Open Globe Injury
This patient has an open globe injury. The combination of scleral involvement, intraocular hemorrhage (bleeding inside the eye), severe pain, and complete loss of ocular movement following penetrating trauma with a wood stick definitively indicates a full-thickness breach of the eyewall 1, 2.
Why This Is an Open Globe Injury
Scleral involvement with bleeding confirms full-thickness eyewall disruption, which is the defining feature of open globe injury—not merely a corneal laceration or isolated orbital trauma 2, 3.
Intraocular hemorrhage indicates penetration into the globe's interior, distinguishing this from superficial corneal injury 1.
Complete loss of ocular movement suggests either direct extraocular muscle damage, severe globe disruption, or associated orbital injury, all of which occur with penetrating open globe trauma 4, 1.
Wood stick injuries commonly cause penetrating open globe lacerations because the sharp or irregular surface creates full-thickness defects through the sclera 5, 1.
Why Not the Other Options
Not Simply a Corneal Laceration
A corneal laceration alone would not explain scleral involvement or the severity of intraocular hemorrhage described 2, 3.
While corneal lacerations are a subtype of open globe injury, the explicit mention of scleral involvement makes this a scleral laceration or corneoscleral laceration, which falls under the broader category of open globe injury 6.
Not Isolated Orbital Injury
Pure orbital injury (fracture or soft tissue trauma without globe penetration) would not produce active intraocular bleeding or scleral disruption 4, 7.
Loss of ocular movement in isolated orbital injury typically results from muscle entrapment in fractures or periorbital swelling, not from direct globe penetration 4, 7.
This patient's presentation includes hard signs of globe penetration (active bleeding from the eye, scleral involvement), which supersedes orbital injury as the primary diagnosis 1.

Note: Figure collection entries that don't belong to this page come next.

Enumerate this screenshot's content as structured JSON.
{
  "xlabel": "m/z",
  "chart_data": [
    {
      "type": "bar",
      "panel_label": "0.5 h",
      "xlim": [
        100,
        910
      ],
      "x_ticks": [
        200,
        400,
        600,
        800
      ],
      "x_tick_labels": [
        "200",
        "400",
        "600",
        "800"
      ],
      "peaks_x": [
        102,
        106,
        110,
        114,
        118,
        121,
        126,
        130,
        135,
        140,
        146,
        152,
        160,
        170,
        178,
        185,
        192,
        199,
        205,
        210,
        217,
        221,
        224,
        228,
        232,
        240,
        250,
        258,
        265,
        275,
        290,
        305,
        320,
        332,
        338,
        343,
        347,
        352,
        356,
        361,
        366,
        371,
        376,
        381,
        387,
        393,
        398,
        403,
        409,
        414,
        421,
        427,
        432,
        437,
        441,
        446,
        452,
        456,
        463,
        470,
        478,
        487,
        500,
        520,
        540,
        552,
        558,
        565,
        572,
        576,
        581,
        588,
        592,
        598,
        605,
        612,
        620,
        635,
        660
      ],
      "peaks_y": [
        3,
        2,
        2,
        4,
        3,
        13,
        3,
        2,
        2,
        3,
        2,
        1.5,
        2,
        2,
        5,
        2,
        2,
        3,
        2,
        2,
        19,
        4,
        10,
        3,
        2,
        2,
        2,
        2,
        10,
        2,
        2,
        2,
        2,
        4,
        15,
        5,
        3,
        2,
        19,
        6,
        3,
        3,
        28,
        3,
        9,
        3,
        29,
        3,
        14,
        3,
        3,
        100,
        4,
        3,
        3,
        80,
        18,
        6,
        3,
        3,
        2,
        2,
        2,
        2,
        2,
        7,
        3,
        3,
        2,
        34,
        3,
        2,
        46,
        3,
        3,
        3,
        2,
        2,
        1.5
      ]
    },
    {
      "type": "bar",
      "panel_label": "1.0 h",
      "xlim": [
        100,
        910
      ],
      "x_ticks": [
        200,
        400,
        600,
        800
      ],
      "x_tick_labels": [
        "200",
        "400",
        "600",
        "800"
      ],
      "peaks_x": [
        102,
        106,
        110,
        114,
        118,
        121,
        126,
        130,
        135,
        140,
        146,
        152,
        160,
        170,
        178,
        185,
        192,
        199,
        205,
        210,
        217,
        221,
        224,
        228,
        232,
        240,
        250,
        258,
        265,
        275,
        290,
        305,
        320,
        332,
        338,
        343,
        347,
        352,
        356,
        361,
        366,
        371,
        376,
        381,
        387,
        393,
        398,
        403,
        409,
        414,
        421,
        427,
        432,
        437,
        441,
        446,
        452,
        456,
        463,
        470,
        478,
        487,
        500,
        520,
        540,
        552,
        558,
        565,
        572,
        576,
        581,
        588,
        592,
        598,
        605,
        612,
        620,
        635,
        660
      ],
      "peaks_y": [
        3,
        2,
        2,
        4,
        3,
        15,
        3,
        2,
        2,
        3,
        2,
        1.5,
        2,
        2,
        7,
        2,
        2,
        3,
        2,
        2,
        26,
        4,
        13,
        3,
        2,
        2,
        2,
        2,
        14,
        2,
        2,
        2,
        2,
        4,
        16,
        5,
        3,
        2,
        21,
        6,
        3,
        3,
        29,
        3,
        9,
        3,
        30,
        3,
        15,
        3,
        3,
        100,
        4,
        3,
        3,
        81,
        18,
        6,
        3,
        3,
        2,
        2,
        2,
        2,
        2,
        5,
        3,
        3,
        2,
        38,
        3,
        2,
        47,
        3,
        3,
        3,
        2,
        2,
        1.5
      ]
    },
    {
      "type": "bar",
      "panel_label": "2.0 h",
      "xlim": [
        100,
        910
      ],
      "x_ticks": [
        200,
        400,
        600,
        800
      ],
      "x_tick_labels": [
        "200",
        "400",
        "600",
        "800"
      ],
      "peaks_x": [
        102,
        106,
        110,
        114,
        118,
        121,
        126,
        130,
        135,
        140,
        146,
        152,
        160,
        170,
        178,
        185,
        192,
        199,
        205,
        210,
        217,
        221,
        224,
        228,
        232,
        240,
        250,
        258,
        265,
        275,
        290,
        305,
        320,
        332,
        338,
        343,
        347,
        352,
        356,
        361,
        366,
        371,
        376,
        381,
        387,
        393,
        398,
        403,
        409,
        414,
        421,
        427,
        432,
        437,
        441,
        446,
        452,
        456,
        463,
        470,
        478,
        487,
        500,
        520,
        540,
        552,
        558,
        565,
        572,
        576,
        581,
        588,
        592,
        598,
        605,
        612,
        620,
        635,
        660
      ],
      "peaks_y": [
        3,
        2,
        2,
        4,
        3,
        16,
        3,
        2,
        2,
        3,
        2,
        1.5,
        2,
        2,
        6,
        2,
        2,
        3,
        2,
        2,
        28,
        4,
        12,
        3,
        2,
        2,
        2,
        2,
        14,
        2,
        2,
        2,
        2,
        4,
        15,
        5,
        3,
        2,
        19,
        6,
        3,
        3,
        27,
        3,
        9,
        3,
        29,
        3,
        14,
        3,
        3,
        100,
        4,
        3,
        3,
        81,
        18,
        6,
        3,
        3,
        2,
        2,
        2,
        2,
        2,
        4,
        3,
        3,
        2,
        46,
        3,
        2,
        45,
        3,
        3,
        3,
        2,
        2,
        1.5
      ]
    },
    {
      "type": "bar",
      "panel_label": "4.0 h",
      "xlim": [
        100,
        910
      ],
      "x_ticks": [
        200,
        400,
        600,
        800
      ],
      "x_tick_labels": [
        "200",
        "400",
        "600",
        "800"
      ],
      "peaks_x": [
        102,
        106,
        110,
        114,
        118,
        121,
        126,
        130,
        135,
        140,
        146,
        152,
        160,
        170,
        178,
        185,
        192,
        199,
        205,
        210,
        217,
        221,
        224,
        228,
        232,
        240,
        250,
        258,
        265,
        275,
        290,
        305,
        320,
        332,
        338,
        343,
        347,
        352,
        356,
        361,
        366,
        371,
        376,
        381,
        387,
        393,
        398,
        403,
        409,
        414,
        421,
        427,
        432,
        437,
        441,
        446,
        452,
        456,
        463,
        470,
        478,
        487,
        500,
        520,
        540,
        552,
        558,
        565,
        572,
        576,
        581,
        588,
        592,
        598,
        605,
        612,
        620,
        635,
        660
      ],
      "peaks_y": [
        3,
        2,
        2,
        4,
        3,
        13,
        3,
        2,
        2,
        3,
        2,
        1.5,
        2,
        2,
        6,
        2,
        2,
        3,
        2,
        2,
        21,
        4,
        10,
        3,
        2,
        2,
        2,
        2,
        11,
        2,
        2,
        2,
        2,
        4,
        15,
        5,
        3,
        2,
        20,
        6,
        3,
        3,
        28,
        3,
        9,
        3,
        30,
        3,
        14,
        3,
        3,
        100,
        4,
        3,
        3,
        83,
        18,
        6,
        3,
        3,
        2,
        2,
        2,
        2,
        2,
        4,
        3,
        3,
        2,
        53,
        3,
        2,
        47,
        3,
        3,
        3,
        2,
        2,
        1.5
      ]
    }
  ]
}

Immediate Management Priorities
Protect the eye immediately with a rigid shield without applying any pressure to prevent extrusion of intraocular contents 1, 3.
Request emergency ophthalmology consultation for urgent surgical exploration and primary closure—open globe injuries require operative repair as soon as possible to prevent irreversible vision loss and endophthalmitis 1, 2, 3.
Administer broad-spectrum systemic antibiotics immediately because intraocular infection risk is high in penetrating injuries 2, 3.
Avoid any manipulation of the eye, including forced duction testing, lid eversion, or pressure application, as these maneuvers can worsen globe content extrusion 1, 8.
Update tetanus vaccination status and prevent Valsalva maneuvers (straining, coughing, vomiting) that could extrude ocular contents 3.
Imaging Considerations
Obtain non-contrast orbital CT with thin cuts and multiplanar reconstructions if the patient is stable enough for imaging, to assess the full extent of globe damage, detect intraocular foreign bodies (wood fragments), and evaluate for concurrent orbital fractures 5, 1.
CT has 94.9% sensitivity for detecting intraorbital foreign bodies, especially metallic ones, though wooden foreign bodies may appear hypoattenuating and be mistaken for air 5, 1.
Do not delay surgical consultation for imaging if the diagnosis is clinically obvious—active bleeding from the eye with scleral involvement is a hard sign of open globe injury requiring immediate operative intervention 1.
MRI is absolutely contraindicated if any metallic foreign body is suspected, though less relevant in this wood stick injury 5, 1.
Critical Pitfalls to Avoid
Do not assume this is merely an orbital injury or corneal abrasion based on the mechanism—wood stick injuries frequently cause full-thickness globe penetration 5, 1.
Do not apply eye patches, topical medications, or pressure before ophthalmology evaluation, as these can worsen globe content extrusion 1, 3.
Do not perform detailed eye manipulation or forced duction testing when open globe is suspected, as this exacerbates injury 1, 8.
Do not delay antibiotic administration—endophthalmitis risk is substantial in penetrating injuries and requires immediate empiric coverage 2, 3.